Duizelig sta ik op. Mijn hoofd tolt.

 

Weg hier. En snel een beetje. Typisch geval ‘van de regen in de drup’, dit.

 

Haastig schud ik de hand van dokter S. „Dank u…” zeg ik.

 

Terwijl ik naar de uitgang loop, bel ik mijn moeder. Pas nu mijn hoop vervlogen is, realiseer ik me hoe hoog mijn verwachtingen waren. Kutzooi. Tranen branden in mijn ogen.

 

„Het wordt niks! Ze moeten een deel van mijn been amputeren om er een borst van te maken,” snik ik als ze opneemt.

 

„Wát moeten ze?” vraagt ze geschokt.

 

„Oh nee.

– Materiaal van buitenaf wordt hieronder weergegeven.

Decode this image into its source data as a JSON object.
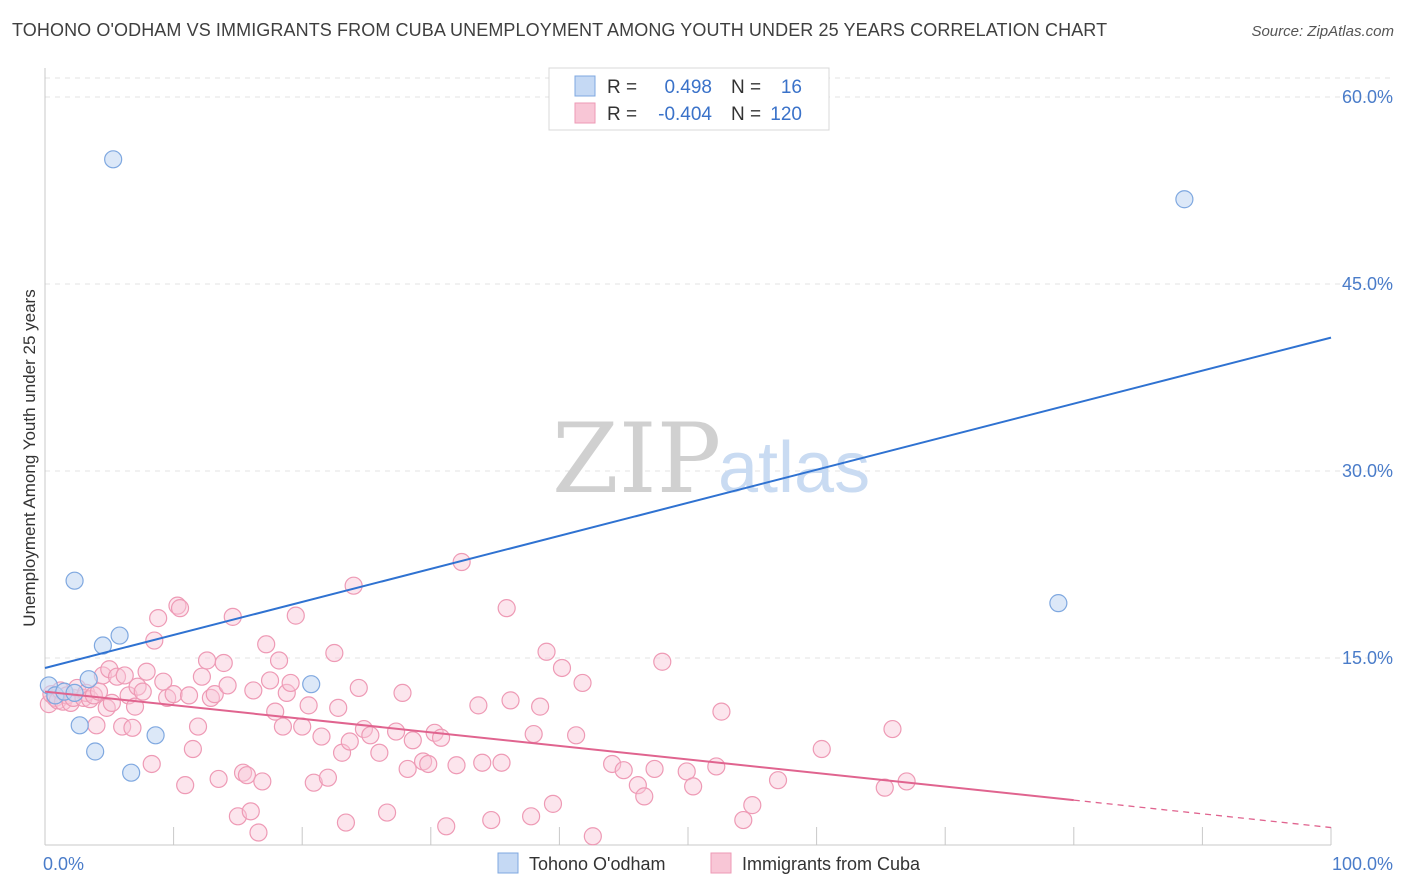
{
  "title": "TOHONO O'ODHAM VS IMMIGRANTS FROM CUBA UNEMPLOYMENT AMONG YOUTH UNDER 25 YEARS CORRELATION CHART",
  "source": "Source: ZipAtlas.com",
  "watermark": {
    "zip": "ZIP",
    "atlas": "atlas"
  },
  "legend_top": {
    "rows": [
      {
        "r_label": "R =",
        "r_value": "0.498",
        "n_label": "N =",
        "n_value": "16"
      },
      {
        "r_label": "R =",
        "r_value": "-0.404",
        "n_label": "N =",
        "n_value": "120"
      }
    ]
  },
  "colors": {
    "blue_fill": "#c5d9f4",
    "blue_stroke": "#7fa8e0",
    "blue_line": "#2f72d1",
    "pink_fill": "#f8c6d6",
    "pink_stroke": "#ee9ab5",
    "pink_line": "#e0648f",
    "axis_text": "#4a7cc9",
    "grid": "#e3e3e3"
  },
  "chart_data": {
    "type": "scatter",
    "title": "TOHONO O'ODHAM VS IMMIGRANTS FROM CUBA UNEMPLOYMENT AMONG YOUTH UNDER 25 YEARS CORRELATION CHART",
    "xlabel": "",
    "ylabel": "Unemployment Among Youth under 25 years",
    "xlim": [
      0,
      100
    ],
    "ylim": [
      0,
      60
    ],
    "x_tick_labels": [
      "0.0%",
      "100.0%"
    ],
    "y_ticks": [
      15,
      30,
      45,
      60
    ],
    "y_tick_labels": [
      "15.0%",
      "30.0%",
      "45.0%",
      "60.0%"
    ],
    "grid": true,
    "legend_position": "bottom",
    "series": [
      {
        "name": "Tohono O'odham",
        "color": "#7fa8e0",
        "trend": {
          "x": [
            0,
            100
          ],
          "y": [
            14.2,
            40.7
          ]
        },
        "points": [
          [
            0.3,
            12.8
          ],
          [
            0.8,
            12.0
          ],
          [
            1.5,
            12.3
          ],
          [
            2.3,
            12.2
          ],
          [
            2.3,
            21.2
          ],
          [
            2.7,
            9.6
          ],
          [
            3.4,
            13.3
          ],
          [
            3.9,
            7.5
          ],
          [
            4.5,
            16.0
          ],
          [
            5.3,
            55.0
          ],
          [
            5.8,
            16.8
          ],
          [
            6.7,
            5.8
          ],
          [
            8.6,
            8.8
          ],
          [
            20.7,
            12.9
          ],
          [
            78.8,
            19.4
          ],
          [
            88.6,
            51.8
          ]
        ]
      },
      {
        "name": "Immigrants from Cuba",
        "color": "#ee9ab5",
        "trend": {
          "x": [
            0,
            80
          ],
          "y": [
            12.3,
            3.6
          ]
        },
        "trend_dashed": {
          "x": [
            80,
            100
          ],
          "y": [
            3.6,
            1.4
          ]
        },
        "points": [
          [
            0.3,
            11.3
          ],
          [
            0.5,
            12.1
          ],
          [
            0.8,
            11.8
          ],
          [
            1.0,
            11.6
          ],
          [
            1.2,
            12.4
          ],
          [
            1.4,
            11.5
          ],
          [
            1.7,
            12.0
          ],
          [
            2.0,
            11.4
          ],
          [
            2.2,
            11.8
          ],
          [
            2.5,
            12.6
          ],
          [
            3.0,
            11.8
          ],
          [
            3.2,
            12.2
          ],
          [
            3.5,
            11.7
          ],
          [
            3.8,
            12.0
          ],
          [
            4.0,
            9.6
          ],
          [
            4.2,
            12.3
          ],
          [
            4.5,
            13.6
          ],
          [
            4.8,
            11.0
          ],
          [
            5.0,
            14.1
          ],
          [
            5.2,
            11.4
          ],
          [
            5.6,
            13.5
          ],
          [
            6.0,
            9.5
          ],
          [
            6.2,
            13.6
          ],
          [
            6.5,
            12.0
          ],
          [
            6.8,
            9.4
          ],
          [
            7.0,
            11.1
          ],
          [
            7.2,
            12.7
          ],
          [
            7.6,
            12.3
          ],
          [
            7.9,
            13.9
          ],
          [
            8.3,
            6.5
          ],
          [
            8.5,
            16.4
          ],
          [
            8.8,
            18.2
          ],
          [
            9.2,
            13.1
          ],
          [
            9.5,
            11.8
          ],
          [
            10.0,
            12.1
          ],
          [
            10.3,
            19.2
          ],
          [
            10.5,
            19.0
          ],
          [
            10.9,
            4.8
          ],
          [
            11.2,
            12.0
          ],
          [
            11.5,
            7.7
          ],
          [
            11.9,
            9.5
          ],
          [
            12.2,
            13.5
          ],
          [
            12.6,
            14.8
          ],
          [
            12.9,
            11.8
          ],
          [
            13.2,
            12.1
          ],
          [
            13.5,
            5.3
          ],
          [
            13.9,
            14.6
          ],
          [
            14.2,
            12.8
          ],
          [
            14.6,
            18.3
          ],
          [
            15.0,
            2.3
          ],
          [
            15.4,
            5.8
          ],
          [
            15.7,
            5.6
          ],
          [
            16.0,
            2.7
          ],
          [
            16.2,
            12.4
          ],
          [
            16.6,
            1.0
          ],
          [
            16.9,
            5.1
          ],
          [
            17.2,
            16.1
          ],
          [
            17.5,
            13.2
          ],
          [
            17.9,
            10.7
          ],
          [
            18.2,
            14.8
          ],
          [
            18.5,
            9.5
          ],
          [
            18.8,
            12.2
          ],
          [
            19.1,
            13.0
          ],
          [
            19.5,
            18.4
          ],
          [
            20.0,
            9.5
          ],
          [
            20.5,
            11.2
          ],
          [
            20.9,
            5.0
          ],
          [
            21.5,
            8.7
          ],
          [
            22.0,
            5.4
          ],
          [
            22.5,
            15.4
          ],
          [
            22.8,
            11.0
          ],
          [
            23.1,
            7.4
          ],
          [
            23.4,
            1.8
          ],
          [
            23.7,
            8.3
          ],
          [
            24.0,
            20.8
          ],
          [
            24.4,
            12.6
          ],
          [
            24.8,
            9.3
          ],
          [
            25.3,
            8.8
          ],
          [
            26.0,
            7.4
          ],
          [
            26.6,
            2.6
          ],
          [
            27.3,
            9.1
          ],
          [
            27.8,
            12.2
          ],
          [
            28.2,
            6.1
          ],
          [
            28.6,
            8.4
          ],
          [
            29.4,
            6.7
          ],
          [
            29.8,
            6.5
          ],
          [
            30.3,
            9.0
          ],
          [
            30.8,
            8.6
          ],
          [
            31.2,
            1.5
          ],
          [
            32.0,
            6.4
          ],
          [
            32.4,
            22.7
          ],
          [
            33.7,
            11.2
          ],
          [
            34.0,
            6.6
          ],
          [
            34.7,
            2.0
          ],
          [
            35.5,
            6.6
          ],
          [
            35.9,
            19.0
          ],
          [
            36.2,
            11.6
          ],
          [
            37.8,
            2.3
          ],
          [
            38.0,
            8.9
          ],
          [
            38.5,
            11.1
          ],
          [
            39.0,
            15.5
          ],
          [
            39.5,
            3.3
          ],
          [
            40.2,
            14.2
          ],
          [
            41.3,
            8.8
          ],
          [
            41.8,
            13.0
          ],
          [
            42.6,
            0.7
          ],
          [
            44.1,
            6.5
          ],
          [
            45.0,
            6.0
          ],
          [
            46.1,
            4.8
          ],
          [
            46.6,
            3.9
          ],
          [
            47.4,
            6.1
          ],
          [
            48.0,
            14.7
          ],
          [
            49.9,
            5.9
          ],
          [
            50.4,
            4.7
          ],
          [
            52.2,
            6.3
          ],
          [
            52.6,
            10.7
          ],
          [
            54.3,
            2.0
          ],
          [
            55.0,
            3.2
          ],
          [
            57.0,
            5.2
          ],
          [
            60.4,
            7.7
          ],
          [
            65.3,
            4.6
          ],
          [
            65.9,
            9.3
          ],
          [
            67.0,
            5.1
          ]
        ]
      }
    ]
  }
}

Uh… Transplanteren, niet amputeren…” hakkel ik.

 

We lachen samen - ik door mijn tranen heen.

 

Dan haal ik diep adem. „Mama, ik wil er niet de rest van mijn leven zo uitzien…”

 

En zoals altijd vindt mijn moeder precies de juiste woorden. Ze probeert me niet op te vrolijken met dooddoeners. Zij snapt hoe belangrijk een borst is voor een jonge vrouw, voor een vróúw.

 

„Nee, natuurlijk wil je dat niet. Wat is dit klote, lieverd.”